Having a blockchain would also assure that all identities are private. Likewise, smart contract transactions would verify the data in a matter of seconds.
The blockchain would also verify the origin of diverse food products. This would virtually end food fraud. There would be no way in which a shady company could pretend to produce products of a more well-known brand.
Blockchain: The Most Complex Solution
This, however, is not so simple. The blockchain can be difficult to understand. And to be honest, until you see a real example, very few brands will be willing to take the risk. Yet, there are many companies out there trying to adopt it as fast as possible. This is the case of Little Big Burger and BGR, two fast-food companies. These two, obsessed with giving customers an authentic experience, put their faith in the blockchain.

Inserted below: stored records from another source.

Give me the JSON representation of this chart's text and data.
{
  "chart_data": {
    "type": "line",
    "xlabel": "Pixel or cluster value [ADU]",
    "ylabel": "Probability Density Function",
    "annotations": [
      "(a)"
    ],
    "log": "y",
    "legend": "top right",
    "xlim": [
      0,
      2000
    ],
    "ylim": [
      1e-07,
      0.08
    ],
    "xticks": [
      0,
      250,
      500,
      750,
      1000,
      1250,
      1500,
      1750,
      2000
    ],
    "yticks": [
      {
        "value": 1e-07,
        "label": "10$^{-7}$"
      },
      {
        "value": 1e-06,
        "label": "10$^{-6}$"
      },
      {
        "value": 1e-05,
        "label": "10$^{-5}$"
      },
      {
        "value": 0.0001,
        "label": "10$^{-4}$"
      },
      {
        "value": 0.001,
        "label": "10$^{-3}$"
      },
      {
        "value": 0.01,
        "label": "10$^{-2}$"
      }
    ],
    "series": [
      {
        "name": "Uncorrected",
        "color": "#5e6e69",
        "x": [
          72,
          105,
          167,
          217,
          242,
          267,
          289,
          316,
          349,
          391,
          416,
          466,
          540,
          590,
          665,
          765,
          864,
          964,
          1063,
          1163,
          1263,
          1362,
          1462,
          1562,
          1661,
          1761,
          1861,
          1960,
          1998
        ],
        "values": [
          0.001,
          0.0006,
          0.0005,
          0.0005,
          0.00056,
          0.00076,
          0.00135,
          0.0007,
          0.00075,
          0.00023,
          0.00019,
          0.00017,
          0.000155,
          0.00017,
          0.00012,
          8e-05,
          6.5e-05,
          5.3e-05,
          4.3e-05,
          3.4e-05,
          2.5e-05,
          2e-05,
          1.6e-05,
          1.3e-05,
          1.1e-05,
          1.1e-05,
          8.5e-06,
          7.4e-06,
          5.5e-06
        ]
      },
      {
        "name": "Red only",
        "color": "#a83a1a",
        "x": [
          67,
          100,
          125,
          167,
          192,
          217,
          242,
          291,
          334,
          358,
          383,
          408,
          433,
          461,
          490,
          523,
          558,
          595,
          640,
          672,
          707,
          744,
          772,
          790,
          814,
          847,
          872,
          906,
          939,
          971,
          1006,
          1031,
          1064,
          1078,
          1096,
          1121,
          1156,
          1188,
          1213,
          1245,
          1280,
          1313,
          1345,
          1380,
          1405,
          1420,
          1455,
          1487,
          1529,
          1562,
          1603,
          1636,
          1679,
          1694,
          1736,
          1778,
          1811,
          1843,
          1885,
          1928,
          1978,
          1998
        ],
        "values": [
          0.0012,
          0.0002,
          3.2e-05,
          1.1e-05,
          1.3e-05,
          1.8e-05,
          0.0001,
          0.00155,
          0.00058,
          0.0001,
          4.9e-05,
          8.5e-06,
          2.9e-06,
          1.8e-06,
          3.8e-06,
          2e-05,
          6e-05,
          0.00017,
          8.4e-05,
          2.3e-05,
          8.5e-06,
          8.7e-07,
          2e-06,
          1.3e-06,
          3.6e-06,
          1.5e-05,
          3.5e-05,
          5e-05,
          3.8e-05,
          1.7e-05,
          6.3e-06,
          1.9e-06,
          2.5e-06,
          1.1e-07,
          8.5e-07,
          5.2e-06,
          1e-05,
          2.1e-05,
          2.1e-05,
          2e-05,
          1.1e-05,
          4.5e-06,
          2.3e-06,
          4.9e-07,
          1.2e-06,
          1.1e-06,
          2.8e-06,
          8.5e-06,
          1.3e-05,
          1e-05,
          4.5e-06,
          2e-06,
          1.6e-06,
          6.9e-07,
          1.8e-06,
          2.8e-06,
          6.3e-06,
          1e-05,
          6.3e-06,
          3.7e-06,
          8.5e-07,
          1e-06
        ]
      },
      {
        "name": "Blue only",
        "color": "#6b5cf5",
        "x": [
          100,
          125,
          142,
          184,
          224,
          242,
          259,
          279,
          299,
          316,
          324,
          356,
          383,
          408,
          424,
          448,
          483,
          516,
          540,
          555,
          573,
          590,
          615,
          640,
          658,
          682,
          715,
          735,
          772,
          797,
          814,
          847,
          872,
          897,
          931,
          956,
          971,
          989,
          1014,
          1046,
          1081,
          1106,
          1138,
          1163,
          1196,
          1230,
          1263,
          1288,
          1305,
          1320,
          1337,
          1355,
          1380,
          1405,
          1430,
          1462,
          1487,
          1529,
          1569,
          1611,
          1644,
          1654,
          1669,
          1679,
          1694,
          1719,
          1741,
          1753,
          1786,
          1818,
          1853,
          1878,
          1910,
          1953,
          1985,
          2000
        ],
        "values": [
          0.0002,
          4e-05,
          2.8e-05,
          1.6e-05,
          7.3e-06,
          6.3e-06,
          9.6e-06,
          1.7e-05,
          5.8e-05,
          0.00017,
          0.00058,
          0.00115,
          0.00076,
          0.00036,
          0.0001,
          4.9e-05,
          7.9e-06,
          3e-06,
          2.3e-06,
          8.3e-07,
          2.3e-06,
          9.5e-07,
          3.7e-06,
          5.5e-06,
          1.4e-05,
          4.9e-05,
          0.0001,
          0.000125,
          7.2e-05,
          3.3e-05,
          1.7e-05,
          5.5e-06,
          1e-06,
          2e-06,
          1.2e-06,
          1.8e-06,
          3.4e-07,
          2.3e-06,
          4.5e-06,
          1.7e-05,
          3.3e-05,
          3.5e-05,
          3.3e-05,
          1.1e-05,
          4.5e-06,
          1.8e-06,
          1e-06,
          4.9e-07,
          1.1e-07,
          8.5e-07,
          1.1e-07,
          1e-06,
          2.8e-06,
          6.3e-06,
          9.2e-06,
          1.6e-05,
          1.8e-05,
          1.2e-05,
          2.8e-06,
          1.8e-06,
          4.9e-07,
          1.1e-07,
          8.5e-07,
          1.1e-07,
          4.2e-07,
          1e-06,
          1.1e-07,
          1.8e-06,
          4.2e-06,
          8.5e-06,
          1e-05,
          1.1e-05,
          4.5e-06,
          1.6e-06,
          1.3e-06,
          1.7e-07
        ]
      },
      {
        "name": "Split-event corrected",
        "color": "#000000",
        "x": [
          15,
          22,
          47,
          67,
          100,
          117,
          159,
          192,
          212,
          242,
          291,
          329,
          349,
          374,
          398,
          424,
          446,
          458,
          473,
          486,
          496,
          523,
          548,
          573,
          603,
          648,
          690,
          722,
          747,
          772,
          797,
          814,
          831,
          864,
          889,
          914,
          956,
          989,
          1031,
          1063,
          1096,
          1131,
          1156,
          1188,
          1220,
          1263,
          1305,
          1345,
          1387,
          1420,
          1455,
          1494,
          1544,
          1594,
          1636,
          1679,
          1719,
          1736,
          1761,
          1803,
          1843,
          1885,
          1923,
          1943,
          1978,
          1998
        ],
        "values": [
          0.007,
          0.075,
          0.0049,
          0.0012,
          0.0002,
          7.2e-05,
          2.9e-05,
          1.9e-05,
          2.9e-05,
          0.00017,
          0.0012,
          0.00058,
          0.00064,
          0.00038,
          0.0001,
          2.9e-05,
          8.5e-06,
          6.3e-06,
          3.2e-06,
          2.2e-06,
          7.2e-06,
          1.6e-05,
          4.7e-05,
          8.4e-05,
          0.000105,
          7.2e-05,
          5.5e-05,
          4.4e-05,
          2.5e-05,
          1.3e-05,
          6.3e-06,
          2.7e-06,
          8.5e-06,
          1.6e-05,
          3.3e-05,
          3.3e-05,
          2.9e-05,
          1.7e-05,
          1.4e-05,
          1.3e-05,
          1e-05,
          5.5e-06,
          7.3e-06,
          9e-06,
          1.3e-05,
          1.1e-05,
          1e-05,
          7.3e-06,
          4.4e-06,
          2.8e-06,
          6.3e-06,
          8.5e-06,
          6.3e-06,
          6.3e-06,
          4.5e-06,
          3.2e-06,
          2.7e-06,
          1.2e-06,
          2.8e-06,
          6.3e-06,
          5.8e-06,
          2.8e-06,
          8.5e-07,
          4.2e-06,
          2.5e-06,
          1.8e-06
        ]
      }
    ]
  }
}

Being in the blockchain, no one can abuse the reward system. All this was possible thanks to a third-party contractor, Mobivity. Mobivity is a platform focused on improving customer experience.
A more specific case is that of IBM and Walmart. These two have a project that tracks products from their origin. In this blockchain, consumers can find out where and when their product came from.
They can also find out how many stages the product went through before it got to them. This is not about transparency or an industry experiment – it’s about building brand trust.
It is getting more and more common to see consumers concerned about the origin of what they consume. Truth is – blockchain can be a tool for both brands and consumers.
Something is cookin’, and blockchain is wearing the Grill Master Apron.